ふいに大きな手がそっと伸びてきて、私の髪に触れる。
「ごめんね。意気地なしで」
言いながら離されたその指先には、桜の花びらを掴んでいた。風が吹くと花びらはどこかに飛んでいってしまった。
「ほんと。意気地なし……」
「うん。ごめんね」
そう呟くと貴一さんは目尻を下げて、笑みを浮かべていた。
けど、きっと私の方も意気地なしだ。答えをすぐに口にできなかったのだから……。
公園を抜けて、地下鉄の階段を降りる。
地下鉄の改札をピッと音を鳴らして潜ると、電車はもう出発するところだった。
終電というわけじゃなかったけど、乗れなかった事が残念というか嫌だった。だって、次の電車まで貴一さんと二人きりでどうやって待てば良いのかわからなかったから。
けどそう思うのは私だけなのか。貴一さんの方は平然としていていつも通りだった。
「今日は誘ってくれてありがとね」
「う、ううん。あたしこそ、付き合ってくれてありがと。りんご飴もありがと……」
ぎこちなく返す。
手に握ったりんご飴はまだ全然無くならないけど。
「ねぇ、奈々ちゃん」
「うん?」
「来年も、一緒にお花見しようね」
「え……」
貴一さんの言葉に思わずりんご飴の棒を落としそうになる。ぎゅうっと握り締める手に力を込める。

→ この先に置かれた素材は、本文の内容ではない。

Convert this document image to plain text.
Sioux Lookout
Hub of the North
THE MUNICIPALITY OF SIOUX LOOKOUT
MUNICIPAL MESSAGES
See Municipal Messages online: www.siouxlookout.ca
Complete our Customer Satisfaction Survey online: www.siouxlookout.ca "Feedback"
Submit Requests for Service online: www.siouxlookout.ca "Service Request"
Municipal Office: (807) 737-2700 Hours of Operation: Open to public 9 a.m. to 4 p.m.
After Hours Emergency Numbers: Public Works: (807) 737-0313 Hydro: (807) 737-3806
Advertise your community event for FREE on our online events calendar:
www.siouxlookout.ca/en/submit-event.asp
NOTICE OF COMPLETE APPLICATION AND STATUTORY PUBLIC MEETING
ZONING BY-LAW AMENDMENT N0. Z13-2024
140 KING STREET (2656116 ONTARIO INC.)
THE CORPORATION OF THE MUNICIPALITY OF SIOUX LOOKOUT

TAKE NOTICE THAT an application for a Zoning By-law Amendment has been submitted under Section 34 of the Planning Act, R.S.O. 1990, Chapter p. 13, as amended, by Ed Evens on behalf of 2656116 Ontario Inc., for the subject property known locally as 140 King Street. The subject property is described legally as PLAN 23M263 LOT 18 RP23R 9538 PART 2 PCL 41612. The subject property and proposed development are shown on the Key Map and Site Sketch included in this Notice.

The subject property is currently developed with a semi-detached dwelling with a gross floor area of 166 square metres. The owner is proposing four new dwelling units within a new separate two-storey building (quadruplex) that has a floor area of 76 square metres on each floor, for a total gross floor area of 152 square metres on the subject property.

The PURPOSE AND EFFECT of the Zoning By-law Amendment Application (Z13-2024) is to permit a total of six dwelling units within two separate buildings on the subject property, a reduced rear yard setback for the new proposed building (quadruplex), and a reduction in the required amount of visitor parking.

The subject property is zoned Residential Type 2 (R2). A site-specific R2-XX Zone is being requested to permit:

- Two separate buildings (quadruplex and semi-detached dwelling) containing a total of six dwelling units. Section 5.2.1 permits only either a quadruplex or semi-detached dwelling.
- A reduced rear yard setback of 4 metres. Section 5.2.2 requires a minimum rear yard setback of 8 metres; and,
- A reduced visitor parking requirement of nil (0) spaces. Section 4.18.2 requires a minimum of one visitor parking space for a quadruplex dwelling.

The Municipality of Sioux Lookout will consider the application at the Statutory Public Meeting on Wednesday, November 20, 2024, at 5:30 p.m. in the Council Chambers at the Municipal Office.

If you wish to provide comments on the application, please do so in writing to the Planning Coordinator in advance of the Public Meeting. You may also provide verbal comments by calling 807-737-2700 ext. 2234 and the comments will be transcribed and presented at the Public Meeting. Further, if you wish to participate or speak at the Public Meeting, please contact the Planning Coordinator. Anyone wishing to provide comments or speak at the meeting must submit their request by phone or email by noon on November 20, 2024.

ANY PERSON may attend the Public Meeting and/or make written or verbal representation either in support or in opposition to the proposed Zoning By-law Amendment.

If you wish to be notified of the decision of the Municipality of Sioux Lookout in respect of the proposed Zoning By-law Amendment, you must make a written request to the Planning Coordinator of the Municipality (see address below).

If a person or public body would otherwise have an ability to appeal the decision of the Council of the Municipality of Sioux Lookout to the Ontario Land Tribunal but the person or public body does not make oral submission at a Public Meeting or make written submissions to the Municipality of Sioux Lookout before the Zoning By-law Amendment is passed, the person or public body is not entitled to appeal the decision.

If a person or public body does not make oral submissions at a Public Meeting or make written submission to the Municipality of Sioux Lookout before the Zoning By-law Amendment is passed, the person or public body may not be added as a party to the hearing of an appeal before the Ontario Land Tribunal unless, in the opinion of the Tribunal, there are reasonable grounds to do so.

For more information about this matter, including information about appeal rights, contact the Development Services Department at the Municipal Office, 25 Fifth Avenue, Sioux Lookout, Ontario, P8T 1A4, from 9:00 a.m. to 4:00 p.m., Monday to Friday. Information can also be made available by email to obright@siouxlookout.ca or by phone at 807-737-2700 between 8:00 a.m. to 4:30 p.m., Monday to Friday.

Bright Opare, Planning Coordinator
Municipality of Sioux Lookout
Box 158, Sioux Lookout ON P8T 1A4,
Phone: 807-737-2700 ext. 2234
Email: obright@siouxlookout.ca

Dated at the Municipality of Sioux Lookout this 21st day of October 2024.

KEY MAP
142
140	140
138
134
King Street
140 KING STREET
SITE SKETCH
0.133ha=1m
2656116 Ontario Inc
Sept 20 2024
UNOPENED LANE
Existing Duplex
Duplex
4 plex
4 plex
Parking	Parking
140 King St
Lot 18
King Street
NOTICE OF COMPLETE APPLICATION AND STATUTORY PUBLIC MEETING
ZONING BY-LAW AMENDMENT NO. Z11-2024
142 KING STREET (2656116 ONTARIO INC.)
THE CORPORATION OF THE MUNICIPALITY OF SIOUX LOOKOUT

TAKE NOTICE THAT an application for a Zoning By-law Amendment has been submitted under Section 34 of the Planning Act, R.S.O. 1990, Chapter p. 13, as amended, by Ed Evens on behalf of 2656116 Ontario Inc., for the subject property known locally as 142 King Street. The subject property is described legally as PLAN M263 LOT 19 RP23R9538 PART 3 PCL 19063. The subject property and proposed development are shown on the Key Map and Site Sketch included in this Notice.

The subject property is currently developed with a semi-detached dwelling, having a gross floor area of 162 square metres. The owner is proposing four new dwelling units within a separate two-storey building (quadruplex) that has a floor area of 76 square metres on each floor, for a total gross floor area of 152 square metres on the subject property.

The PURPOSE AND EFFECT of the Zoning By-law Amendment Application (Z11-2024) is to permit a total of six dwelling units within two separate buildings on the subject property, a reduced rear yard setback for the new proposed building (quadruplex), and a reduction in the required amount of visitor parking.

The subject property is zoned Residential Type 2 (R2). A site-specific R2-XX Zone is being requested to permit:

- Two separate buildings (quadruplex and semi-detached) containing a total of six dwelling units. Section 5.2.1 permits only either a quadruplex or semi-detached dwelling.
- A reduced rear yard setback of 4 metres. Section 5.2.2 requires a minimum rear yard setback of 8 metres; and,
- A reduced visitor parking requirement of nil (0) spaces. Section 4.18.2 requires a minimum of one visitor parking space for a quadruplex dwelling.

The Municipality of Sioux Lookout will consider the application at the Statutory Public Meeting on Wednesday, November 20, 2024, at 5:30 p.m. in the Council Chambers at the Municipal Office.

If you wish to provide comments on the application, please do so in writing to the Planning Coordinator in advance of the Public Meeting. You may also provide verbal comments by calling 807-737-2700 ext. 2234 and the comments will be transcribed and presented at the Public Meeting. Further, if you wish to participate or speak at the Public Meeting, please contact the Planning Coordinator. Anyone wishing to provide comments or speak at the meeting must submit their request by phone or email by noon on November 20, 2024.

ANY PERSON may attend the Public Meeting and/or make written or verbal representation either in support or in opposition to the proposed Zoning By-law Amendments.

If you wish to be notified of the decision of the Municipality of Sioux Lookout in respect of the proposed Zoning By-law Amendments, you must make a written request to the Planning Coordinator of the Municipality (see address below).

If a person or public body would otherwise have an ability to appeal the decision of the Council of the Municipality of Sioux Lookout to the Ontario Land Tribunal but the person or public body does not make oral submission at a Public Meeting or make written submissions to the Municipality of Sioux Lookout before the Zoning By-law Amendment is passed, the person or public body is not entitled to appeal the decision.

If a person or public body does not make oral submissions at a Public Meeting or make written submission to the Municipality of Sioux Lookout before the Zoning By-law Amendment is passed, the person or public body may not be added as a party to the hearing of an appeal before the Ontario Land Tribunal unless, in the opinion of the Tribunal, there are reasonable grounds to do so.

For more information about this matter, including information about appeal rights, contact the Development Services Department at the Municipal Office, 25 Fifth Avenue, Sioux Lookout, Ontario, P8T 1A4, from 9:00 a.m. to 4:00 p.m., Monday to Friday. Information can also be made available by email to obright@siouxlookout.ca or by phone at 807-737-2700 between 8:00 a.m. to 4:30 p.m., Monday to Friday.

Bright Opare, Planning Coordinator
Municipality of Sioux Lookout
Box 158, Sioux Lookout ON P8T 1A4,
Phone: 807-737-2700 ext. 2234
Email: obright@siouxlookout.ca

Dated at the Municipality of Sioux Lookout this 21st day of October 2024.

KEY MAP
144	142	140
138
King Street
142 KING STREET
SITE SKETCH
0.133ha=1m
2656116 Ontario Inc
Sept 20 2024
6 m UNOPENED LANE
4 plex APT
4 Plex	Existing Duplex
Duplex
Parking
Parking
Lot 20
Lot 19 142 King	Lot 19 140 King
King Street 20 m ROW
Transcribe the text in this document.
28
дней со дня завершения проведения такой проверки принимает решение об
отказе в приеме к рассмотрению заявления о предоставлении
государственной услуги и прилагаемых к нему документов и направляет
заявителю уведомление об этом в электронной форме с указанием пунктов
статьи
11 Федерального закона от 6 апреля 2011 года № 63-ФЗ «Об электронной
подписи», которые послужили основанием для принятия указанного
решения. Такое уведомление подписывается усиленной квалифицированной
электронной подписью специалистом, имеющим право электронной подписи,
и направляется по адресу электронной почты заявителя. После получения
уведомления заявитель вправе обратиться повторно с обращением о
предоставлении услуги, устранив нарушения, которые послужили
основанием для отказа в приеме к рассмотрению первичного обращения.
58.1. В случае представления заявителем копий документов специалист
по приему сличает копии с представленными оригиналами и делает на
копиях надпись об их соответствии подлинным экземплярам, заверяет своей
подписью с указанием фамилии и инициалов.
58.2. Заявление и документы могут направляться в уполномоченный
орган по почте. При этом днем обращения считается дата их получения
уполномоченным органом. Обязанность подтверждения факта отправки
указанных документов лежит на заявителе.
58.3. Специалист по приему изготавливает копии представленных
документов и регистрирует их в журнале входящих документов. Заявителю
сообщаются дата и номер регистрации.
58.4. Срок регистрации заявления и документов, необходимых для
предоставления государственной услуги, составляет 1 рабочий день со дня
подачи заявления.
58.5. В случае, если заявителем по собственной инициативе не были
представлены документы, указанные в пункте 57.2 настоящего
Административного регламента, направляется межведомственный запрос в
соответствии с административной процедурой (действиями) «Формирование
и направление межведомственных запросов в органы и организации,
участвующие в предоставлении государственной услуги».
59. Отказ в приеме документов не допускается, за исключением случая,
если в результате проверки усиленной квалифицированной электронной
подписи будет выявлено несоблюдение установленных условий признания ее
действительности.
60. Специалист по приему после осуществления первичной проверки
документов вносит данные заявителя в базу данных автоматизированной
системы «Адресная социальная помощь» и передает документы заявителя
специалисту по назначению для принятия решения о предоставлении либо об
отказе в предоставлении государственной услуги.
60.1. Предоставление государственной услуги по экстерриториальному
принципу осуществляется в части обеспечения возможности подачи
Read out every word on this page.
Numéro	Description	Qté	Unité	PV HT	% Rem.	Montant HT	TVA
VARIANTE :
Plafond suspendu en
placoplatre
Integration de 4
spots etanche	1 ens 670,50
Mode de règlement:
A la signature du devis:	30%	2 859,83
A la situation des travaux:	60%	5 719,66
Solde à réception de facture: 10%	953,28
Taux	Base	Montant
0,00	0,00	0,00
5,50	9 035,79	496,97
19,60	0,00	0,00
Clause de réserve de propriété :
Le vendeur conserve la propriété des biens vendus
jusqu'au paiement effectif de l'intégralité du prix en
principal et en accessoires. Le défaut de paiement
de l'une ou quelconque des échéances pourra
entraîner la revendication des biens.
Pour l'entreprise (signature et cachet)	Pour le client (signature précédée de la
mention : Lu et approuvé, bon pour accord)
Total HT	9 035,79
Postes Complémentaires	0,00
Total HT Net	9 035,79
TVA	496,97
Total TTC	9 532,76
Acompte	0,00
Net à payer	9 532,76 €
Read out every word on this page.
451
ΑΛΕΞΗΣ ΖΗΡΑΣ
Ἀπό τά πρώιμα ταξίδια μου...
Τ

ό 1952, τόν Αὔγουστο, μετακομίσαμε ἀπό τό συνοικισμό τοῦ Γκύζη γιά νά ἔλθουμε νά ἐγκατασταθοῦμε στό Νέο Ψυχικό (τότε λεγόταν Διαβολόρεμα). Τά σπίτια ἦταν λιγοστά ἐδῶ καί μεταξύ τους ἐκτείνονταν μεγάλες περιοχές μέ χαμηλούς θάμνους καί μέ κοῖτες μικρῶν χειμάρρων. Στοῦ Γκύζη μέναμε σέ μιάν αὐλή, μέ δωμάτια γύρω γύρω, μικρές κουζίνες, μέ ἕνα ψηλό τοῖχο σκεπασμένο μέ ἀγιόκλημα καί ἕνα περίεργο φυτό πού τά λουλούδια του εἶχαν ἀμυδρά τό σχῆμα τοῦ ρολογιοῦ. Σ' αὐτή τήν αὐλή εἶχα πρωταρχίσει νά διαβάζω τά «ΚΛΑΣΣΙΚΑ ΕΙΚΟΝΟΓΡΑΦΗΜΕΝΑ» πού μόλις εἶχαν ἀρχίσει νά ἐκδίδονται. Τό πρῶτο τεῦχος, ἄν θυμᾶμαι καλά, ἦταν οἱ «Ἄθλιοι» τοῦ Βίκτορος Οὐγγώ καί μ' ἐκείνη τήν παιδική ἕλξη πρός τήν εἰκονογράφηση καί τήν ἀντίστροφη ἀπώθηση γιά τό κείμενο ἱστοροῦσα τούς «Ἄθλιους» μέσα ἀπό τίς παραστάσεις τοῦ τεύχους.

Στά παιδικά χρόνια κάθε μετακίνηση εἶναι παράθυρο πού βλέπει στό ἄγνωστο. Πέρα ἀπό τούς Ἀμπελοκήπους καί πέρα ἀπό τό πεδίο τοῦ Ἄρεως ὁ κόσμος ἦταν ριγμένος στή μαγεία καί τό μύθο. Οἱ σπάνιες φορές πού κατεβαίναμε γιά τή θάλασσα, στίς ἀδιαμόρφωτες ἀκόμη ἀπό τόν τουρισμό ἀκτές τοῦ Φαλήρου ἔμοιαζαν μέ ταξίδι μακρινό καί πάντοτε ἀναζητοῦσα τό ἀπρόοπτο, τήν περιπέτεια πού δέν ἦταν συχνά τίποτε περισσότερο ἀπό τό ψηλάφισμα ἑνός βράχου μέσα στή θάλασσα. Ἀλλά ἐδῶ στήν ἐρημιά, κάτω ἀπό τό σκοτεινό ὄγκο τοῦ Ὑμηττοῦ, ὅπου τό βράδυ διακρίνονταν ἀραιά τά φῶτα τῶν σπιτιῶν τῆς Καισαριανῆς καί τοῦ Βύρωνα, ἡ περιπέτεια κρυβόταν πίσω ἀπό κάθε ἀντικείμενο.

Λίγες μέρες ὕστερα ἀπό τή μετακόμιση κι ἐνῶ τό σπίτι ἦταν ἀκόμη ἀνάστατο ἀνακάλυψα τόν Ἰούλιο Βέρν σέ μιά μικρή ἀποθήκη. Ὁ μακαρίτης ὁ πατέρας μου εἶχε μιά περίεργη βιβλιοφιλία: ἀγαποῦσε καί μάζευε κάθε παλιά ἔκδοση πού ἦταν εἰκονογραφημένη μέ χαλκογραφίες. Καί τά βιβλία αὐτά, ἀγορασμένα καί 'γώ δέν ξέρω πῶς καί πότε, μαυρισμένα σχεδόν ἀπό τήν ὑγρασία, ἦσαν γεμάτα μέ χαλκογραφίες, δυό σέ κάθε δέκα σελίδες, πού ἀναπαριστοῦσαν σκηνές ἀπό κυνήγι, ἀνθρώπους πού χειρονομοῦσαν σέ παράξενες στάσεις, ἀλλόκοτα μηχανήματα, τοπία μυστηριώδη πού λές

「来年のお花見までにはちゃんと言うから……奈々ちゃんもちゃんと覚悟しといてね」
そう言って微笑まれる。
その笑みに、じわじわと私の身体中が熱くなる。きっと今の私は、りんご飴みたいに顔が赤いと思う。
(敵わないなぁ……)
そう思う。
貴一さんにはたぶん一生敵いっこないって思う。
(あたしも、また来年貴一さんとお花見したいな)
そんな思いを込めて、小さく頷いた。